RUI: Agricultural Trade and Adaptation to Environmental Change
Middlebury College, Middlebury VT
Investigators
Abstract
Abstract One of the main economic effects of predicted changes in environmental factors will be largely driven by the agricultural sector, particularly in areas where most of the labor force works in agriculture and crops are already grown close to the limits of their thermal tolerance. This research investigates the extent to which increased trade between regions and across countries can help offset the adverse effects of environmental change. The project uses an estimated model of agricultural production and trade linking a large number of regional markets and countries. The model is used to run experiments comparing the effects of changes in environmental factors with existing high transport costs and policy barriers to those when these costs and barriers are reduced or removed. This research expands on an existing model of agricultural trade by incorporating both an explicit model of land use choice based on recent advances in the international trade literature and a larger set of crops. The estimated model is used to simulate the baseline equilibrium with existing high trade costs and baseline productivity and then compare these results to those under counterfactual simulations with (i) lower trade costs; (ii) predicted productivity under environmental change; and (iii) both.
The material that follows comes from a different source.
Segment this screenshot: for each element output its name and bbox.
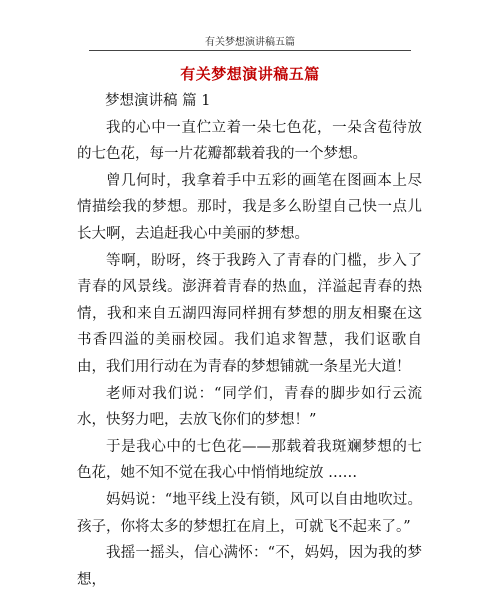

The rich set of output of the model is then used to analyze the heterogeneity in effects on producers, consumers, and overall welfare in each simulation across a large number of regions. This research engages undergraduate research assistants in data collection, estimation and programming of the model, analysis of the model output. Furthermore, packaging of the model in a user-friendly format with complete documentation and open access will enable other researchers to use it for their experiments. This award reflects NSF's statutory mission and has been deemed worthy of support through evaluation using the Foundation's intellectual merit and broader impacts review criteria.